Additional Information
  • Owning the full data science lifecycle, from initial ideation and rapid prototyping in tools such as Vertex AI Workbench, to deploying production-grade models and pipelines that are robust, scalable, and automated.
  • Leading the implementation of advanced MLOps principles within our Google Cloud environment, designing, building, and maintaining CI/CD/CT pipelines for automated model deployment using Vertex AI Pipelines and other GCP services.
  • Partnering proactively with stakeholders in Product, Responsible Gaming, Trading, and other teams to identify high impact opportunities and translate complex business needs into tangible data science use cases.
  • Building and implementing frameworks for automated model testing, validation, and monitoring using tools such as Vertex AI Model Monitoring to detect drift and ensure performance at scale.
  • Designing, implementing, and rigorously analyzing A/B tests and other experiments to measure the impact of models and strategies, ensuring data-driven solutions deliver clear, quantifiable value.

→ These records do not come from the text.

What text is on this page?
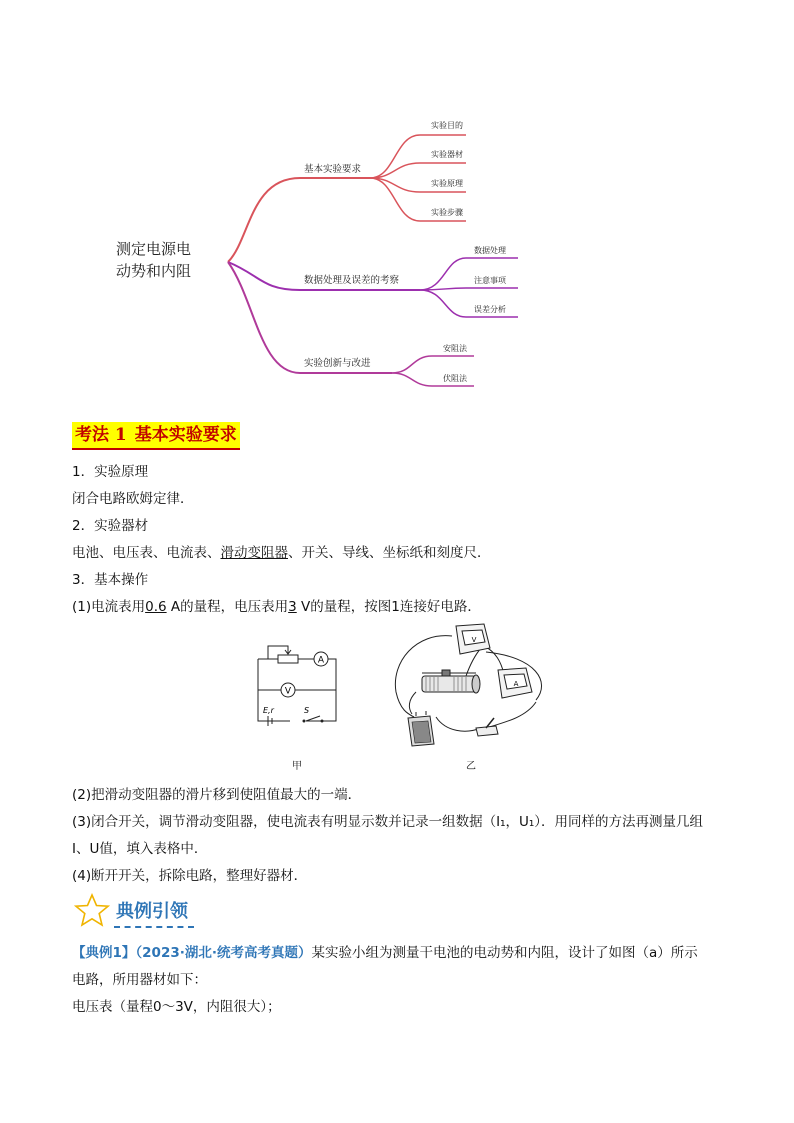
测定电源电
动势和内阻
基本实验要求
实验目的
实验器材
实验原理
实验步骤
数据处理及误差的考察
数据处理
注意事项
误差分析
实验创新与改进
安阻法
伏阻法
考法 1 基本实验要求
1．实验原理
闭合电路欧姆定律．
2．实验器材
电池、电压表、电流表、滑动变阻器、开关、导线、坐标纸和刻度尺．
3．基本操作
(1)电流表用0.6 A的量程，电压表用3 V的量程，按图1连接好电路．
A
V
E,r	S
甲
V
A
乙
(2)把滑动变阻器的滑片移到使阻值最大的一端．
(3)闭合开关，调节滑动变阻器，使电流表有明显示数并记录一组数据（I₁，U₁）．用同样的方法再测量几组
I、U值，填入表格中．
(4)断开开关，拆除电路，整理好器材．
典例引领
【典例1】（2023·湖北·统考高考真题）某实验小组为测量干电池的电动势和内阻，设计了如图（a）所示
电路，所用器材如下：
电压表（量程0～3V，内阻很大）；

  • Researching and championing the adoption of innovative data science and MLOps techniques, tools, and methodologies that solve problems efficiently, prioritizing impact over complexity.
  • Acting as a technical leader and mentor for other data scientists, fostering a culture of continuous learning and high-velocity execution.

bet365 provides equal employment opportunities to all employees and applicants for employment and prohibits discrimination and harassment of any type without regard to race, color, religion, age, sex, national origin, disability status, genetics, protected veteran status, sexual orientation, gender identity or expression, or any other characteristic protected by federal, state, or local laws.